Keywords: Youth space , youth identity , youth territoriality
Areas of Research: Youth , Community Research

Abstract

This doctoral dissertation is based around exploring the issue of youth belonging and territoriality in various areas of London taken from the perspective of my work as a volunteer youth worker, as a policy researcher at the Runnymede Trust and an academic. It looks at developing an understanding of the motivation of young people who – point blank – refused to go into areas that neighboured and mirrored their own. It explores how young people react both positively and negatively to the part of the city that they call home and how they relate and conceptualise other areas that they are unfamiliar with. It seeks to find out why certain young people are happy to remain within their locale and actively resist others from coming into theirs. I call this phenomenon ‘youth territoriality’ and it presents itself as a complex and emotional issue for young people. In developing a framework, I ask how this spatial identity is (re)constructed and (re)constituted in relation to not just itself but other prominent state and social discourses.

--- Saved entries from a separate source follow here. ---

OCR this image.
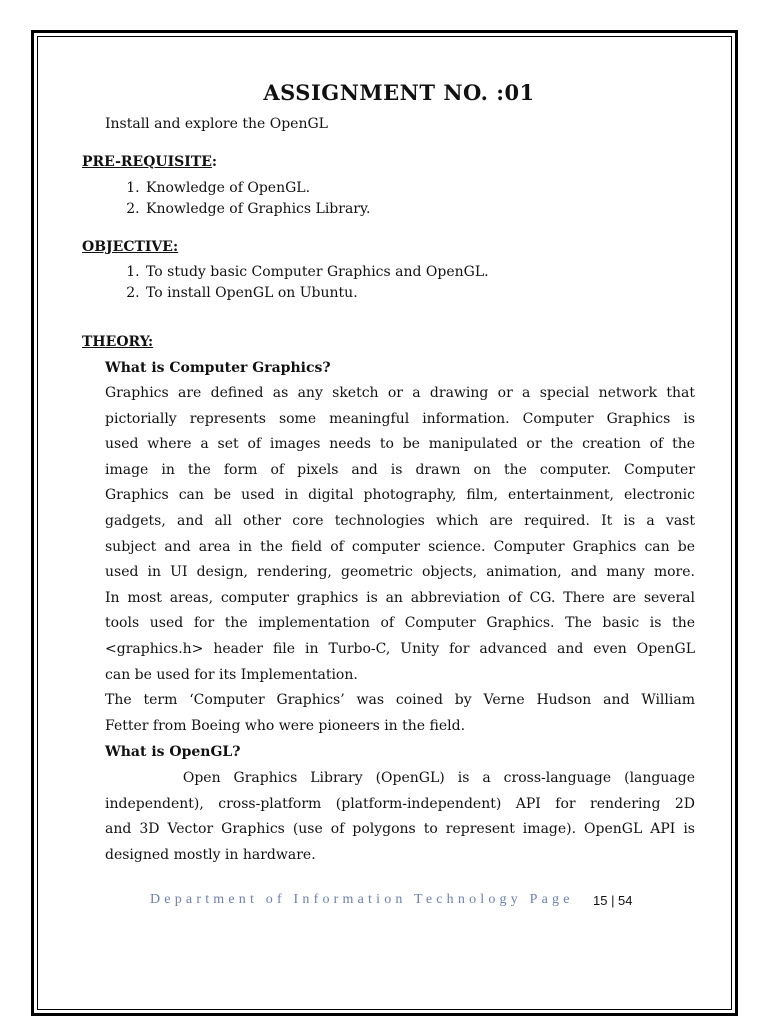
ASSIGNMENT NO. :01

Install and explore the OpenGL

PRE-REQUISITE:

1. Knowledge of OpenGL.
2. Knowledge of Graphics Library.

OBJECTIVE:

1. To study basic Computer Graphics and OpenGL.
2. To install OpenGL on Ubuntu.

THEORY:

What is Computer Graphics?

Graphics are defined as any sketch or a drawing or a special network that
pictorially represents some meaningful information. Computer Graphics is
used where a set of images needs to be manipulated or the creation of the
image in the form of pixels and is drawn on the computer. Computer
Graphics can be used in digital photography, film, entertainment, electronic
gadgets, and all other core technologies which are required. It is a vast
subject and area in the field of computer science. Computer Graphics can be
used in UI design, rendering, geometric objects, animation, and many more.
In most areas, computer graphics is an abbreviation of CG. There are several
tools used for the implementation of Computer Graphics. The basic is the
<graphics.h> header file in Turbo-C, Unity for advanced and even OpenGL
can be used for its Implementation.
The term ‘Computer Graphics’ was coined by Verne Hudson and William
Fetter from Boeing who were pioneers in the field.

What is OpenGL?

Open Graphics Library (OpenGL) is a cross-language (language
independent), cross-platform (platform-independent) API for rendering 2D
and 3D Vector Graphics (use of polygons to represent image). OpenGL API is
designed mostly in hardware.
Department of Information Technology Page 15 | 54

My doctorate seeks to answer, variously: how do you young people understand and experience territory and belonging? How does belonging and territory offset encounters with fear and marginalisation? Most importantly, it constructs a proposal of how can it be reconfigured by young people and local authorities?
By dividing the question into two case sites - the first focusing more generally on territoriality’s prevalence and the other focusing more specifically on its workings -it explores the major theoretical and methodological problems in analysing the situation. It thereby discovers how, when and where particular forms of belonging matter and how this links individuals to wider social structures creating an “ease with oneself and one’s surroundings” (May, 2011).
Theoretically, it examines how spatial imaginaries are created and represented; how intergenerational tensions are evoked and details the shifting social construction of ethnicity. Methodologically it uses new technology to map and capture transitional aspects of urban encounters and aspects of route and routine. Indeed, drawing upon a mixed-method approach this paper highlights how the use of mobility as a distanciated and spatial variable around which concepts of belonging can cohere to create an individual and collective identity. Using participatory GIS, focus groups, surveys and interviews, it illustrates the complexity of belonging by emphasizing different linkages between space, place and identity. It also shows how membership of institutions creates a local daily reproduced discourse through countless practices, expressions and institutional structures.
This is meant as a statement of how ‘territorial belonging’ fits into a narrative of a self-defined state of adulthood that underlines the challenge, difficulty and intricacy of identity for young people.